Le G8 sur les ruines de l'Aquila

Article publié le 7 juillet 2009
Article publié le 7 juillet 2009
L’impact du sommet sur une population épuisée est considérable. Trois mois après le séisme qui a secoué la capitale des Abruzzes, celle-ci compte encore des dizaines de milliers de réfugiés.

Il fait nuit sur l’avenue Corrado IV, aux portes de la vieille ville. Peu de voitures circulent encore devant les postes de contrôle de la police, des carabiniers et de la Guardia di Finanza. C’est le pire moment de la journée. Le jour, on voit les ruines. On se rend compte qu’on devra renoncer à une grande partie des choses auxquelles on était habitué depuis longtemps, mais au moins, on voit les passants, les voitures, la circulation. La nuit, c’est autre chose. La moitié de la ville est encore réfugiée sur la côte tandis que l’autre est hébergée sous les tentes de la Protection civile.
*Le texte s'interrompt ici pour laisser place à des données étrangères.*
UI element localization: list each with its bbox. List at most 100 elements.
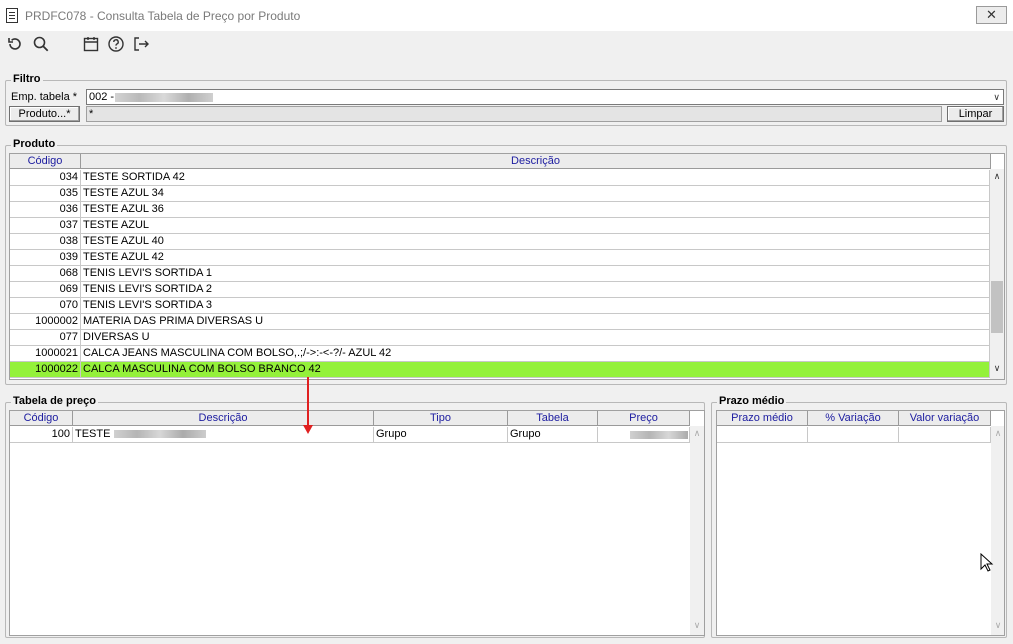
table-row[interactable]: 039 TESTE AZUL 42 <box>10 250 990 266</box>
cell-codigo: 100 <box>10 427 73 443</box>
cell-descricao: MATERIA DAS PRIMA DIVERSAS U <box>81 314 990 330</box>
cell-codigo: 039 <box>10 250 81 266</box>
cell-descricao: TESTE AZUL 36 <box>81 202 990 218</box>
toolbar <box>0 31 1013 58</box>
table-row[interactable]: 070 TENIS LEVI'S SORTIDA 3 <box>10 298 990 314</box>
emp-tabela-value: 002 - <box>89 91 115 103</box>
cell-tabela: Grupo <box>508 427 598 443</box>
cell-descricao: TESTE <box>73 427 374 443</box>
column-header-descricao[interactable]: Descrição <box>81 154 991 169</box>
cell-descricao: TESTE AZUL <box>81 218 990 234</box>
prazo-medio-table: Prazo médio % Variação Valor variação ∧ … <box>716 410 1005 636</box>
table-row[interactable]: 037 TESTE AZUL <box>10 218 990 234</box>
scroll-down-icon[interactable]: ∨ <box>690 620 704 631</box>
prazo-medio-scrollbar[interactable]: ∧ ∨ <box>991 426 1004 635</box>
prazo-medio-label: Prazo médio <box>717 395 787 407</box>
produto-scrollbar[interactable]: ∧ ∨ <box>990 169 1004 379</box>
cell-codigo: 070 <box>10 298 81 314</box>
table-row[interactable]: 1000002 MATERIA DAS PRIMA DIVERSAS U <box>10 314 990 330</box>
table-row[interactable]: 077 DIVERSAS U <box>10 330 990 346</box>
close-button[interactable]: ✕ <box>976 6 1007 24</box>
cell-descricao: TESTE SORTIDA 42 <box>81 170 990 186</box>
produto-field[interactable]: * <box>86 106 942 122</box>
column-header-prazo-medio[interactable]: Prazo médio <box>717 411 808 426</box>
redacted-text <box>115 93 213 102</box>
cell-codigo: 034 <box>10 170 81 186</box>
cell-codigo: 035 <box>10 186 81 202</box>
cell-codigo: 036 <box>10 202 81 218</box>
cell-codigo: 1000002 <box>10 314 81 330</box>
cell-codigo: 068 <box>10 266 81 282</box>
cell-descricao: CALCA JEANS MASCULINA COM BOLSO,.;/->:-<… <box>81 346 990 362</box>
tabela-preco-scrollbar[interactable]: ∧ ∨ <box>690 426 704 635</box>
cell-descricao: DIVERSAS U <box>81 330 990 346</box>
filtro-label: Filtro <box>11 73 43 85</box>
table-row-selected[interactable]: 1000022 CALCA MASCULINA COM BOLSO BRANCO … <box>10 362 990 378</box>
table-row[interactable]: 1000021 CALCA JEANS MASCULINA COM BOLSO,.… <box>10 346 990 362</box>
table-row[interactable]: 035 TESTE AZUL 34 <box>10 186 990 202</box>
table-row[interactable]: 068 TENIS LEVI'S SORTIDA 1 <box>10 266 990 282</box>
cell-codigo: 069 <box>10 282 81 298</box>
column-header-preco[interactable]: Preço <box>598 411 690 426</box>
produto-label: Produto <box>11 138 58 150</box>
cell-descricao: TESTE AZUL 42 <box>81 250 990 266</box>
cell-descricao: CALCA MASCULINA COM BOLSO BRANCO 42 <box>81 362 990 378</box>
scroll-up-icon[interactable]: ∧ <box>991 428 1004 439</box>
limpar-button[interactable]: Limpar <box>947 106 1004 122</box>
column-header-descricao[interactable]: Descrição <box>73 411 374 426</box>
cell-prazo-medio <box>717 427 808 443</box>
exit-icon[interactable] <box>132 35 150 53</box>
annotation-arrow-line <box>307 377 309 427</box>
tabela-preco-label: Tabela de preço <box>11 395 98 407</box>
cell-descricao: TENIS LEVI'S SORTIDA 3 <box>81 298 990 314</box>
scroll-up-icon[interactable]: ∧ <box>690 428 704 439</box>
app-document-icon <box>6 8 18 23</box>
cell-tipo: Grupo <box>374 427 508 443</box>
column-header-codigo[interactable]: Código <box>10 154 81 169</box>
cell-descricao: TESTE AZUL 40 <box>81 234 990 250</box>
cell-descricao: TENIS LEVI'S SORTIDA 1 <box>81 266 990 282</box>
table-row[interactable]: 036 TESTE AZUL 36 <box>10 202 990 218</box>
cell-codigo: 1000022 <box>10 362 81 378</box>
help-icon[interactable] <box>107 35 125 53</box>
window-title: PRDFC078 - Consulta Tabela de Preço por … <box>25 9 301 23</box>
calendar-icon[interactable] <box>82 35 100 53</box>
cell-descricao-text: TESTE <box>75 428 111 440</box>
cell-valor-variacao <box>899 427 991 443</box>
redacted-text <box>114 430 207 439</box>
refresh-icon[interactable] <box>6 35 24 53</box>
tabela-preco-table: Código Descrição Tipo Tabela Preço 100 T… <box>9 410 705 636</box>
scroll-down-icon[interactable]: ∨ <box>990 363 1004 374</box>
cell-codigo: 038 <box>10 234 81 250</box>
table-row[interactable]: 069 TENIS LEVI'S SORTIDA 2 <box>10 282 990 298</box>
chevron-down-icon[interactable]: ∨ <box>993 92 1000 103</box>
emp-tabela-label: Emp. tabela * <box>11 91 78 103</box>
table-row[interactable] <box>717 427 991 443</box>
cell-codigo: 1000021 <box>10 346 81 362</box>
cell-variacao <box>808 427 899 443</box>
scroll-thumb[interactable] <box>991 281 1003 333</box>
produto-button[interactable]: Produto...* <box>9 106 80 122</box>
scroll-up-icon[interactable]: ∧ <box>990 171 1004 182</box>
table-row[interactable]: 034 TESTE SORTIDA 42 <box>10 170 990 186</box>
mouse-cursor-icon <box>980 552 994 576</box>
table-row[interactable]: 100 TESTE Grupo Grupo <box>10 427 690 443</box>
cell-codigo: 077 <box>10 330 81 346</box>
cell-preco <box>598 427 690 443</box>
emp-tabela-select[interactable]: 002 - ∨ <box>86 89 1004 105</box>
redacted-value <box>630 431 688 439</box>
column-header-tabela[interactable]: Tabela <box>508 411 598 426</box>
column-header-valor-variacao[interactable]: Valor variação <box>899 411 991 426</box>
title-bar: PRDFC078 - Consulta Tabela de Preço por … <box>0 0 1013 31</box>
produto-table: Código Descrição 034 TESTE SORTIDA 42 035 T… <box>9 153 1005 380</box>
cell-descricao: TENIS LEVI'S SORTIDA 2 <box>81 282 990 298</box>
column-header-codigo[interactable]: Código <box>10 411 73 426</box>
table-row[interactable]: 038 TESTE AZUL 40 <box>10 234 990 250</box>
cell-codigo: 037 <box>10 218 81 234</box>
cell-descricao: TESTE AZUL 34 <box>81 186 990 202</box>
column-header-variacao[interactable]: % Variação <box>808 411 899 426</box>
scroll-down-icon[interactable]: ∨ <box>991 620 1004 631</box>
annotation-arrow-head <box>303 425 313 434</box>
column-header-tipo[interactable]: Tipo <box>374 411 508 426</box>
search-icon[interactable] <box>32 35 50 53</box>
Berlusconi face à la réalité des chiffres

© Leandro Demori/ leandrodemori.comLes chiffres parlent d’eux-mêmes : plus de trente mille personnes sont encore hébergées dans les hôtels des provinces de Pescara, Chieti, Teramo (région des Abruzzes) et d'Ascoli Piceno (région des Marches). Vingt-trois mille réfugiés dorment encore sous des tentes, et à peu près autant ont fait leurs valises pour trouver une solution autonome ailleurs. Mais à la fin du mois de juin, moins de deux mille personnes avaient réintégré leurs logements. En cause, les secousses sismiques à répétition qui ont atteint jusqu’à 4 degrés sur l’échelle de Richter. Le président du Conseil Silvio Berlusconi promet que, d’ici septembre, les tentes seront fermées et que les milliers de réfugiés seront relogés dans les nouveaux immeubles antisismiques en construction à la périphérie de la ville. Mais les chantiers ont pris du retard et ces immeubles pourront difficilement permettre de reloger plus de quinze mille personnes, sachant qu’après la livraison des premiers logements en septembre, les autres devront attendre plusieurs mois.

L’ère du badge

Dans ce contexte, le  sommet du G8 qui se tient à l’Aquila est l’un des plus marquants de ces dernières années. Trois jours durant lesquels, comme l’a dit Berlusconi, on parlera de réglementation de la finance, de sécurité alimentaire et du changement climatique. Des dizaines de délégations nationales (27 pays seront présents le dernier jour)©Leandro Demori/leandrodemori.com seront accueillies entre l'Aquila, la côte adriatique – avec les fameux bateaux affrétés pour recevoir une partie du staff du G8 prévu initialement en Sardaigne puis déplacé dans le port plus spartiate d’Ortona – et Rome.. La partie se joue entre huit pays, Russie, Etats-Unis, Japon, Allemagne, Royaume-Uni, France, Italie, et Canada, dans lesquels vit environ 13% de la population mondiale, pour une richesse produite bien supérieure à 50% du PIB mondial. Cet événement aura un fort impact émotionnel sur une population déjà épuisée par trois mois de secousses, restrictions, exodes et exposition aux médias. Les contrôles en ce moment sont omniprésents. Les postes de contrôle, les patrouilles des différents corps de la police et de l’anti-terrorisme se sont imposées dans la vie quotidienne de la capitale des Abruzzes : dans les rues sous leur contrôle, on ne peut même pas circuler à pied, à moins d’avoir un badge.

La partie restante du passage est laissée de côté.